In the breeze his locks are streaming;
In his eyes poetic rage
(Something earthly too) is gleaming.
Facing it is a caricature by the youthful Max Beerbohm, showing a tall retreating figure wearing a high-crowned hat, from which the hair fans out in a pear-shaped curve, a tail coat, and a pair of voluminous light-coloured trousers. The feet are slightly turned out, and the cane is carried at an insouciant angle. A balloon from his mouth contains the word 'Please' — a long-standing verbal mannerism, here reduced to absurdity by an inscription which reads 'Thank you, please!' A second hand has added 'D'yer see?'

As fashions changed, the high hat gave way to a bowler. But for the rest Page's dress remained the same for sixty years — white shirt and navy-blue poplin tie, black tail coat, and black boots. The most remarkable item was his trousers. Some irreverent pupils spread the story that the material came from a remnant sale after the Crimean war, but in fact they were made of an off-white tweed woven on St. Kilda far out in the Atlantic. After visiting the island in his Cambridge days, Page wore the material exclusively for the rest of his life. In 1930 there was a crisis. The population of St. Kilda was evacuated, and for a while it looked as if Page would have to settle for something more conventional, or else (as some of his cronies hoped) appear bare-legged in the streets of London.

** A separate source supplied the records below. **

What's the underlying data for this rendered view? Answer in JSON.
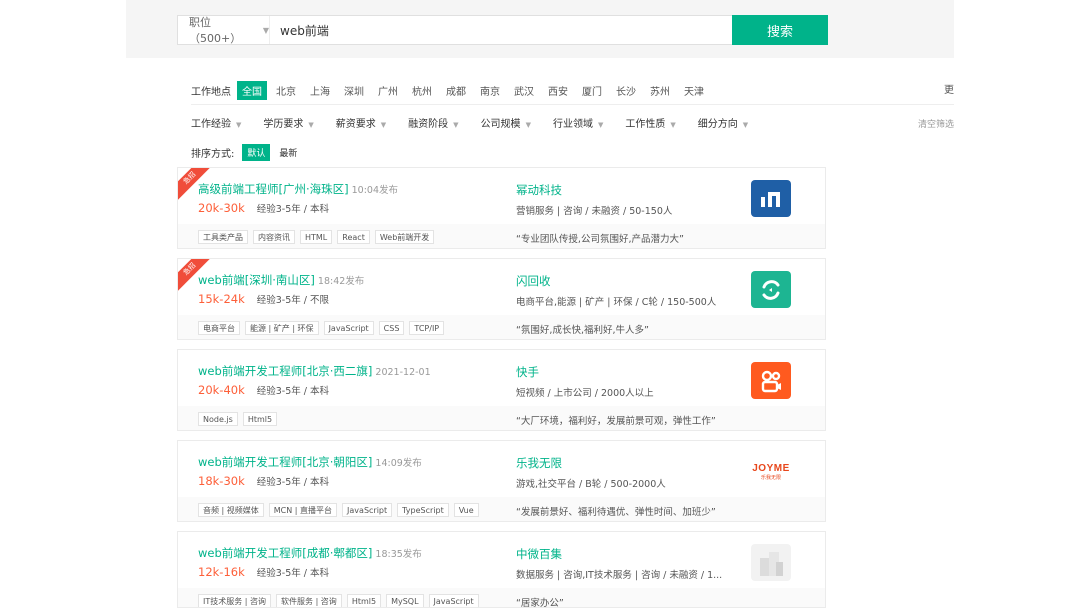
{
  "search": {
    "type_label": "职位（500+）",
    "query": "web前端",
    "button_label": "搜索"
  },
  "filters": {
    "city_label": "工作地点",
    "cities": [
      "全国",
      "北京",
      "上海",
      "深圳",
      "广州",
      "杭州",
      "成都",
      "南京",
      "武汉",
      "西安",
      "厦门",
      "长沙",
      "苏州",
      "天津"
    ],
    "active_city": "全国",
    "truncated_right": "更",
    "dropdowns": [
      "工作经验",
      "学历要求",
      "薪资要求",
      "融资阶段",
      "公司规模",
      "行业领域",
      "工作性质",
      "细分方向"
    ],
    "clear_label": "清空筛选",
    "sort_label": "排序方式:",
    "sort_options": [
      "默认",
      "最新"
    ]
  },
  "jobs": [
    {
      "urgent_label": "急招",
      "title": "高级前端工程师[广州·海珠区]",
      "time": "10:04发布",
      "salary": "20k-30k",
      "requirements": "经验3-5年 / 本科",
      "company": "幂动科技",
      "company_info": "营销服务 | 咨询 / 未融资 / 50-150人",
      "tags": [
        "工具类产品",
        "内容资讯",
        "HTML",
        "React",
        "Web前端开发"
      ],
      "slogan": "“专业团队传授,公司氛围好,产品潜力大”",
      "logo_color": "#1f5fa6"
    },
    {
      "urgent_label": "急招",
      "title": "web前端[深圳·南山区]",
      "time": "18:42发布",
      "salary": "15k-24k",
      "requirements": "经验3-5年 / 不限",
      "company": "闪回收",
      "company_info": "电商平台,能源 | 矿产 | 环保 / C轮 / 150-500人",
      "tags": [
        "电商平台",
        "能源 | 矿产 | 环保",
        "JavaScript",
        "CSS",
        "TCP/IP"
      ],
      "slogan": "“氛围好,成长快,福利好,牛人多”",
      "logo_color": "#1db592"
    },
    {
      "urgent_label": "",
      "title": "web前端开发工程师[北京·西二旗]",
      "time": "2021-12-01",
      "salary": "20k-40k",
      "requirements": "经验3-5年 / 本科",
      "company": "快手",
      "company_info": "短视频 / 上市公司 / 2000人以上",
      "tags": [
        "Node.js",
        "Html5"
      ],
      "slogan": "“大厂环境，福利好，发展前景可观，弹性工作”",
      "logo_color": "#ff5a1f"
    },
    {
      "urgent_label": "",
      "title": "web前端开发工程师[北京·朝阳区]",
      "time": "14:09发布",
      "salary": "18k-30k",
      "requirements": "经验3-5年 / 本科",
      "company": "乐我无限",
      "company_info": "游戏,社交平台 / B轮 / 500-2000人",
      "tags": [
        "音频 | 视频媒体",
        "MCN | 直播平台",
        "JavaScript",
        "TypeScript",
        "Vue"
      ],
      "slogan": "“发展前景好、福利待遇优、弹性时间、加班少”",
      "logo_text": "JOYME",
      "logo_sub": "乐我无限",
      "logo_color": "#e8471c"
    },
    {
      "urgent_label": "",
      "title": "web前端开发工程师[成都·郫都区]",
      "time": "18:35发布",
      "salary": "12k-16k",
      "requirements": "经验3-5年 / 本科",
      "company": "中微百集",
      "company_info": "数据服务 | 咨询,IT技术服务 | 咨询 / 未融资 / 1...",
      "tags": [
        "IT技术服务 | 咨询",
        "软件服务 | 咨询",
        "Html5",
        "MySQL",
        "JavaScript"
      ],
      "slogan": "“居家办公”",
      "logo_color": "#e4e4e4"
    }
  ]
}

But with great tenacity he traced the weaver and his family through the Scottish Office to their new home in the Shetlands, and so continuity and decorum were preserved. To prevent such a danger recurring, however, Page had a bolt of the stuff sent to his tailor in Godalming, and so ensured a regular supply. One wonders, in fact, whether he possessed anything else. Even at a Buckingham Palace garden party in 1932, where everyone else was dressed with the utmost smartness, Page turned up in a freshly laundered pair of St. Kilda trousers — laundered, because he would never trust the new-fangled cleaning establishments.

Testimony is also unanimous about Page's voice. It was deep and musical, splendidly suitable for reading the Old Testament in chapel, or for reciting Inchcape Rock or The Raven or The Revenge at entertainments in hall. This is the more interesting in that his accent was not wholly in conformity with standard southern English. He retained the short 'a' from his Lincolnshire youth and normally used 'ye' instead of 'you'. Some of the examples preserved by oral tradition — e.g. 'blăsted jackass' — are more than phonetically instructive. When batting at the nets he would wear his cap back to front in the Old Charterhouse manner and shout to the bowler 'Will ye pitch 'em up, please — I căn't get at 'em!'

....

The enclitic use of 'please' figures in many of the stories about him, but it is perhaps best illustrated in the report of a visit which he paid to Provost Phelps of Oriel (himself a Carthusian), who had a slightly different mannerism. Questioned about the encounter, Phelps said 'Page's visit passed very agreeably, I mean, but why does he have that silly habit, I mean, of saying "please" all the time?' Back in Godalming Page remarked 'Phelps is a capital fellow, please, but why must he keep on saying "I mean" after every other word?'
Note that Tennyson wrote The Revenge: A Ballad of the Fleet, one of the poems recited by Page "at entertainments in hall."